- Die Mitglieder des UN-Sicherheitsrates wollen eine Reform, insbesondere des Veto-Rechts.
- Für eine Reform des Rates müssen die Mitglieder einer Änderung der UN-Charta zustimmen.
- CDU-Politiker Jürgen Hardt sagt, der Rat könne Probleme ansprechen, aber Konsequenzen resultieren daraus kaum.
Wie wichtig ist der UN-Sicherheitsrat wirklich oder wird er doch nicht gebraucht? Ekkehard Griep antwortet mit einem klaren "Ja, aber …" Griep ist Vorsitzender der Deutschen Gesellschaft für die Vereinten Nationen, hat selbst in New York in der UN-Abteilung für Friedenseinsätze gearbeitet.
Diese Einsätze sind es, die Ekkehard Griep als erstes einfallen zur Frage, ob es den Sicherheitsrat braucht: Elf Missionen sind es aktuell – etwa im Kongo, im Südsudan oder im Libanon. "Und vielleicht noch ein aktuelles Beispiel: Alle haben über den großen Gaza-Friedensplan von US-Präsident Trump gesprochen. Diese Friedenstruppe, die dort eingesetzt werden soll, die hat der Sicherheitsrat auch autorisiert. Also, er hat schon einige Aufgaben, aber es ist richtig: Er ist leider bei wichtigen Fragen auch gelähmt."
Ekkehard Griep, Vorsitzender der Deutschen Gesellschaft für die Vereinten NationenBildrechte: IMAGO / epdDer UN-Sicherheitsrat ist leider bei wichtigen Fragen auch gelähmt.
Mitglieder wollen Sicherheitsrat reformieren
Das wissen auch die Mitgliedsstaaten. 2024 haben sie den UN-Zukunftspakt verabschiedet. Ein wichtiger Punkt darin: die Reform des Sicherheitsrats. Er solle nicht mehr die Ordnung von 1945 abbilden, sondern, so wörtlich, "die Realitäten der gegenwärtigen Welt". Zu mächtig seien die fünf Staaten mit Veto-Recht, Afrika und Lateinamerika dagegen kaum repräsentiert.
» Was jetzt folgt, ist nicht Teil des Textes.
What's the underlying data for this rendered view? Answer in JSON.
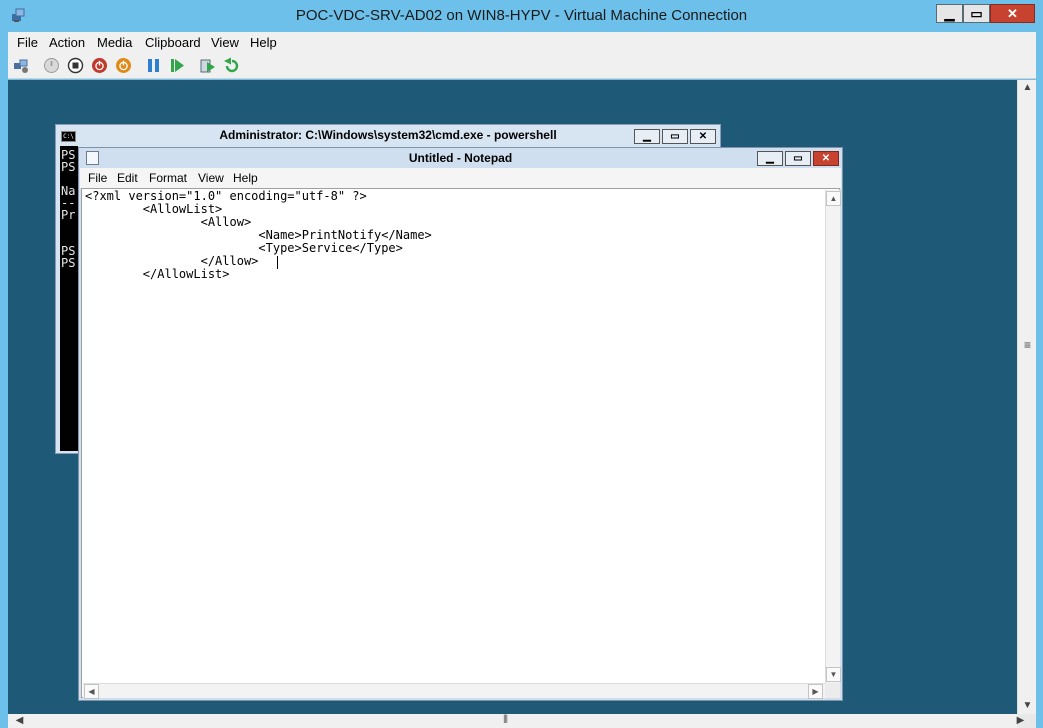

Auch die Bundesregierung fordert UN-Reformen.
Beim Sicherheitsrat denkt CDU-Außenpolitiker Jürgen Hardt an folgenden Vorschlag: "In dem Augenblick, in dem es um Menschenrechtsverletzungen, um Völkerrechtsverstöße von Mitgliedern mit Veto-Recht im Sicherheitsrat geht, dann verzichten alle fünf durch eine feierliche Erklärung darauf, dieses Veto-Recht auszuüben."
Ein Vorschlag, den unter anderem die Veto-Macht Frankreich vorantreibt. Doch würden auch China, Russland oder die USA dem zustimmen? Hardt sagt: "In der Tat ist das im Augenblick schwer erkennbar, dass das möglich ist."
Voraussetzung ist die Änderung der UN-Charta
Für eine grundsätzliche Reform des Sicherheitsrats müsste die UN-Charta geändert werden – und das geht nur, wenn keiner der fünf mächtigen Staaten sein Veto einlegt. Ekkehard Griep von der Gesellschaft für die Vereinten Nationen setzt deshalb auf einen anderen Weg: kleine Schritte, wenigstens hin zu einer anderen Arbeitsweise im Sicherheitsrat.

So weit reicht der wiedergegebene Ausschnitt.